Освещая себе путь электрическим фонарём, он пролез туловищем вниз, затем спустился на руках и очутился на палубе какого-то помещения подводной лодки. Это был отсек, отделенный от других помещений задраенными люками. Кто знает, можно ли выдраивать хоть один из них! Если за люком вода, то она сразу зальёт и это помещение и декомпрессионную камеру. Водолаз стал прислушиваться. Ему показалось, будто под ним раздался какой-то шорох. Он лёг и приложил ухо к палубе. Шорох продолжался. Он постучал, но ответа не получил. Наоборот, шорох совсем затих. «Может быть, крыса», — подумал водолаз. Во всяком случае, этот шорох позволял с большей уверенностью открыть люк, соединяющий с нижним помещением.

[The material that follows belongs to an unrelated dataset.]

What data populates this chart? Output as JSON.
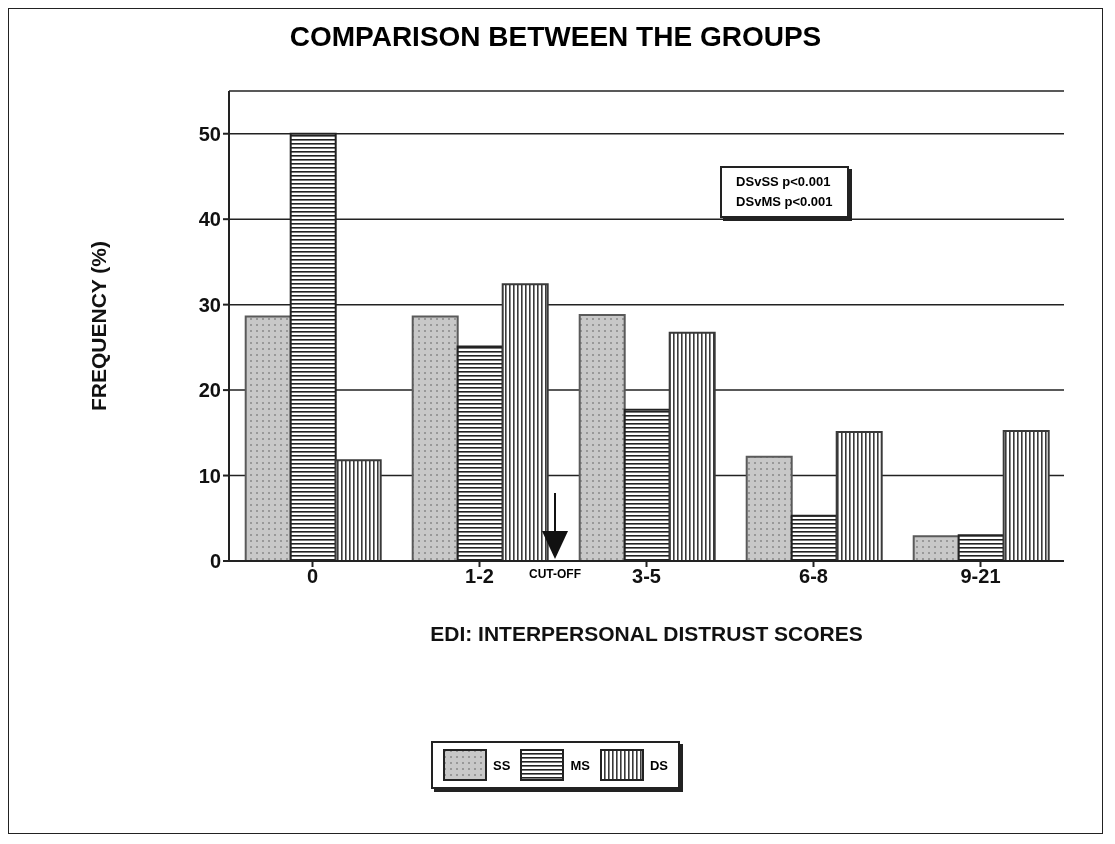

Как только он был открыт, Варивода снова попал под струю тяжёлого воздуха. «Людям нужен свежий воздух», — подумал водолаз и крикнул доктору: сообщить наверх, чтобы снова начали воздухоочистительные операции (врач поддерживал связь с поверхностью). Варивода уже смело опустил ноги в люк и, держа фонарь над головой, стал спускаться. Помещение было невысоким — он сразу же достал ногами до палубы — и, оставив фонарь наверху, очутился в темноте, под освещенным люком. В этот момент рядом раздался смешок, заледенивший кровь в жилах. Рядом кто-то тихо, зловеще хихикал сквозь зубы. Это был смех безумного.

Варивода схватил фонарь, выставил его перед собой и осветил маленькую каюту. На расстоянии шага от себя он увидел человека. Он полулежал на столе, смотрел перед собой страшными, ничего не понимающими глазами и сжимал в руке нож.

— Формула профессора Ананьева… — проскрежетал сумасшедший, и глаза его страшно засверкали.

19. ВЗЛЁТ НА ПОВЕРХНОСТЬ

Теплая южная ночь сошла на море, мерцали звезды, смотрел с неба полумесяц, освещая флотилию маленьких судов: эсминец, пароход, шхуну и два баркаса. Между ними иногда проплывали шлюпки или байдарки. Тихо плескалась маленькая волна. Над морем царила тишина. Третья смена водолазов вернулась с глубины и отдыхала на водолазных баркасах. Никто ещё не спал и не собирался ложиться. Свободные от вахты краснофлотцы с «Буревестника» и моряки с «Пеная» стояли на палубах своих судов. На первом из них — комиссар, на втором — помполит каждые пятнадцать-двадцать минут, а иногда и чаще сообщали о новостях, приходивших из глубины восьмидесяти пяти метров.

На баркасах склонились над трапами дежурные водолазы, одетые в скафандры и шлемы, готовые по первому приказу командиров опуститься на морское дно.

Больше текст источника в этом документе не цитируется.